BBC: If someone in the Army drinks so much alcohol that they are incoherent, which I'm sure happens, what happens to them?
Government guy: Well, first of all, of course, alcohol is a legal drug, therefore you are comparing apples with pears.
Describes an unfair comparison because what are being considered are too fundamentally different for the comparison to make sense. Thus, comparing apples and pears is a foolish thing — they taste different and which one tastes nicer is a matter of personal opinion, not objective fact.
I had never heard "apple and pears"--thanks for the update!
I would never use "apples and pears," because apples and pears are actually quite a bit alike.
They have cores w/ multiple seeds. Their peels are a similar thickness. Their flesh has a similar consistency. Even the tastes are more alike than they are different.
In fact, there is a pear that tastes a LOT like an apple.
Compared with either apples or pears, oranges have vastly different structures to their seeds, their peels are different, and their flesh is hugely different, both in consistency and taste.
I think apples, oranges and pears are all too similar.
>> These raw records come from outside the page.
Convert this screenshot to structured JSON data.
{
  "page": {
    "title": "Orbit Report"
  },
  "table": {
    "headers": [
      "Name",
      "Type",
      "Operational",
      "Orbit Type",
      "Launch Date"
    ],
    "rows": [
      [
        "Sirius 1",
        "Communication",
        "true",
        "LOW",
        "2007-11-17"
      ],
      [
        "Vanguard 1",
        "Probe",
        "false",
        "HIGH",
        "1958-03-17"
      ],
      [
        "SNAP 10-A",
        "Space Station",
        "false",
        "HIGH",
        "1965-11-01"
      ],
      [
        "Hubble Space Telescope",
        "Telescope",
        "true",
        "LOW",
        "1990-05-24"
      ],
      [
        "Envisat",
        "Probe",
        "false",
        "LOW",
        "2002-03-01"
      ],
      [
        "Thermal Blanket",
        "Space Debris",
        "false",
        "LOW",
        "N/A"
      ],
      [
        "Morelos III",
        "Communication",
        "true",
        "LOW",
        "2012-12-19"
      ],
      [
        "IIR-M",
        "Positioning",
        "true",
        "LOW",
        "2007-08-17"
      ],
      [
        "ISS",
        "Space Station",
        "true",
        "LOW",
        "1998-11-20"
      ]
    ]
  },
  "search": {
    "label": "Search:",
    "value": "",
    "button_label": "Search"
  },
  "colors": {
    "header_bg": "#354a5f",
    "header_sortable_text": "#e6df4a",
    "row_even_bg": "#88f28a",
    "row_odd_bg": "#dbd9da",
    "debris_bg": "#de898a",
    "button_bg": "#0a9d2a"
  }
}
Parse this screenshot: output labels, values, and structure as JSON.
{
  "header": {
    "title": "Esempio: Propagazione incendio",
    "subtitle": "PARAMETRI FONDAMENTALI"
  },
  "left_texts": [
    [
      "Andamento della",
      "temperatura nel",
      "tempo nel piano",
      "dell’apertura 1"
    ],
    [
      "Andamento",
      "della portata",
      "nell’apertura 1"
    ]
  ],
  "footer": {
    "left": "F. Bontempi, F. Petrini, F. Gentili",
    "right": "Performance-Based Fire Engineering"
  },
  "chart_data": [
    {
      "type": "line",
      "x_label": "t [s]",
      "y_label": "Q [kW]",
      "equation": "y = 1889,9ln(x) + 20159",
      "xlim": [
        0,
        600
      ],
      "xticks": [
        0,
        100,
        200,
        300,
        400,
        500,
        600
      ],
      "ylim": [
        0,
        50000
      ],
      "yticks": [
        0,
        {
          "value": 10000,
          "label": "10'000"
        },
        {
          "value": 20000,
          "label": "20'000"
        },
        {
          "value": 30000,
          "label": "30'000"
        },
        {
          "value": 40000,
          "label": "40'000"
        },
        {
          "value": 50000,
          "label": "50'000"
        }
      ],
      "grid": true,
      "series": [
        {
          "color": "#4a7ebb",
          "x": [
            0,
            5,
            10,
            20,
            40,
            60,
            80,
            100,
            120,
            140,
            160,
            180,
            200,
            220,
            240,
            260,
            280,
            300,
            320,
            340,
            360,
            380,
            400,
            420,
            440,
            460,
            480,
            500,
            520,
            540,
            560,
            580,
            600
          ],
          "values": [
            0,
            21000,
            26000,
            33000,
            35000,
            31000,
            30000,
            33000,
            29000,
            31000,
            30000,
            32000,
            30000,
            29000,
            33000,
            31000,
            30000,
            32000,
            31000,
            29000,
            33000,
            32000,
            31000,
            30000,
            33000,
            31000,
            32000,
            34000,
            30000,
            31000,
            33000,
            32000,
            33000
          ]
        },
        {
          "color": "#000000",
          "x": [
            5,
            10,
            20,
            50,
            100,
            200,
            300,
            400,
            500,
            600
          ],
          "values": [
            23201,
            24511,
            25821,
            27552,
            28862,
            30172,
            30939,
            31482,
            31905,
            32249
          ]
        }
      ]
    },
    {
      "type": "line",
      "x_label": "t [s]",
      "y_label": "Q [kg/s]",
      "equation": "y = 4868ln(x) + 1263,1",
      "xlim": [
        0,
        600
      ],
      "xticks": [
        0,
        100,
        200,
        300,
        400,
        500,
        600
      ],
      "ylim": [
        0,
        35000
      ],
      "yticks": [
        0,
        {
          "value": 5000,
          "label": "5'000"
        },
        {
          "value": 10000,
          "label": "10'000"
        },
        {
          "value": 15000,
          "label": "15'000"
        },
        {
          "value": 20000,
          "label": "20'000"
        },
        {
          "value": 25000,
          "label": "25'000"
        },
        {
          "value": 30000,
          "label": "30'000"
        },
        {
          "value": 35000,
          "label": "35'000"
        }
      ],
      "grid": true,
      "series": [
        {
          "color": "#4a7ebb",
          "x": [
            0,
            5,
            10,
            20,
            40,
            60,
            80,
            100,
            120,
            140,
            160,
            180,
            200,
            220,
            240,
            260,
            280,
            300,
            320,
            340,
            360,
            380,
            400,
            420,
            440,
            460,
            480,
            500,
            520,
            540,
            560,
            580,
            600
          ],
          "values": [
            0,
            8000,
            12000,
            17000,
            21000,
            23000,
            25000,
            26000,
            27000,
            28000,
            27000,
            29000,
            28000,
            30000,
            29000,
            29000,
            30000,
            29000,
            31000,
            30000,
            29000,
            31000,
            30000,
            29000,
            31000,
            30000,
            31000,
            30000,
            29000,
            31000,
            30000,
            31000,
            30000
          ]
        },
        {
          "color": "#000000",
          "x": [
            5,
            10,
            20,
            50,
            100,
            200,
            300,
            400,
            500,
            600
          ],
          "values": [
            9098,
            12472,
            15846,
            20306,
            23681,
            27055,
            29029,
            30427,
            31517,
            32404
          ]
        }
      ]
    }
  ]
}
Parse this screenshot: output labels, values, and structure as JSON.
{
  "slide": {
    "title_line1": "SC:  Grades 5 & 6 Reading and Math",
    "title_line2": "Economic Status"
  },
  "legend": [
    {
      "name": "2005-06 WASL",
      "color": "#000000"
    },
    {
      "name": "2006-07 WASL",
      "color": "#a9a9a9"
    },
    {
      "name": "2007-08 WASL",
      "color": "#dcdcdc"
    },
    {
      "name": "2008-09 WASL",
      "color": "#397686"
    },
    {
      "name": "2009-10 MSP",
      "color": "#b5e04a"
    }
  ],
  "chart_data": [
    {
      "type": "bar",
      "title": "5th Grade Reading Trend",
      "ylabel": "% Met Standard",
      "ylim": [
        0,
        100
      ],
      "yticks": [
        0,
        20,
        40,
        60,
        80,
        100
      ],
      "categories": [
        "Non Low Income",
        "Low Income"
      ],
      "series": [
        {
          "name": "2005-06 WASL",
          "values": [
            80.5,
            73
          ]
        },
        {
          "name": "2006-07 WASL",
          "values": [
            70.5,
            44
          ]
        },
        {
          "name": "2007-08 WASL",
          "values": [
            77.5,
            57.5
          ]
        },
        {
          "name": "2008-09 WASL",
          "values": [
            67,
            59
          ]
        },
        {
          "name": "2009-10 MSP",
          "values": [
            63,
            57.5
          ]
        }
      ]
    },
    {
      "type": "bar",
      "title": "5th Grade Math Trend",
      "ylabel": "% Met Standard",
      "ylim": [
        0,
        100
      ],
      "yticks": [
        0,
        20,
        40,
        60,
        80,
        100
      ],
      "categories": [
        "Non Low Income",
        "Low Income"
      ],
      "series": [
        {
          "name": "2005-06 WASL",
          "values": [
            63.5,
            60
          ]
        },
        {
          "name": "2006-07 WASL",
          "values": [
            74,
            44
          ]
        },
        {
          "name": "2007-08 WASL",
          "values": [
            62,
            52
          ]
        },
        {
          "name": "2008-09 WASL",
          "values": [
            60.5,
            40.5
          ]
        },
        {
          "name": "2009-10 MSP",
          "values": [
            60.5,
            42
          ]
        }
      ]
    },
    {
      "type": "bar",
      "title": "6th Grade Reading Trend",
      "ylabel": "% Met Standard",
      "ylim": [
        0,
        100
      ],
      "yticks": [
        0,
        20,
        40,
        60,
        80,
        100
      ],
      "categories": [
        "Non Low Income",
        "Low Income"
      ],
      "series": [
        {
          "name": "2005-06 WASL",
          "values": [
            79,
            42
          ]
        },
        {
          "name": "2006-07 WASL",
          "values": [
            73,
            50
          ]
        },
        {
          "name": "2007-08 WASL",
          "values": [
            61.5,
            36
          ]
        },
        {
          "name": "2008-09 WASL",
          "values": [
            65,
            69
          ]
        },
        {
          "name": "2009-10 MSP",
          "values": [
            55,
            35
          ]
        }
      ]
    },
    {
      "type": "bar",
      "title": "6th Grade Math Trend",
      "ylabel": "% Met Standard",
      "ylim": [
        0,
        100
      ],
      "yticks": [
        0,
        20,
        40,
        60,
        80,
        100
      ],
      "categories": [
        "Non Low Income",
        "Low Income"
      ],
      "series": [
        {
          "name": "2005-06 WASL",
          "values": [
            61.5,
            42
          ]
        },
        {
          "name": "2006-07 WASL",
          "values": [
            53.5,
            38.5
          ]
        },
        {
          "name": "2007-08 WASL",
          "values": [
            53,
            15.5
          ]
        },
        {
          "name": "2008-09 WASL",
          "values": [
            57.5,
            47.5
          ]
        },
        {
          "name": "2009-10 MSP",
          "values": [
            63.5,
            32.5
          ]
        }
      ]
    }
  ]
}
We need a new expression, 'apples and condolences' perhaps...
Presumably you guys could work that into the house styleguide and act like all the writers who use "apples and oranges" should know they're wrong.
I'm toying with the idea of using a random noun in the "oranges" slot in my own writing, but I doubt that I use this expression more often than once every few years.
But, of course, "apples and pears" rolls naturally off the English tongue; it's cockney rhyming slang for "stairs".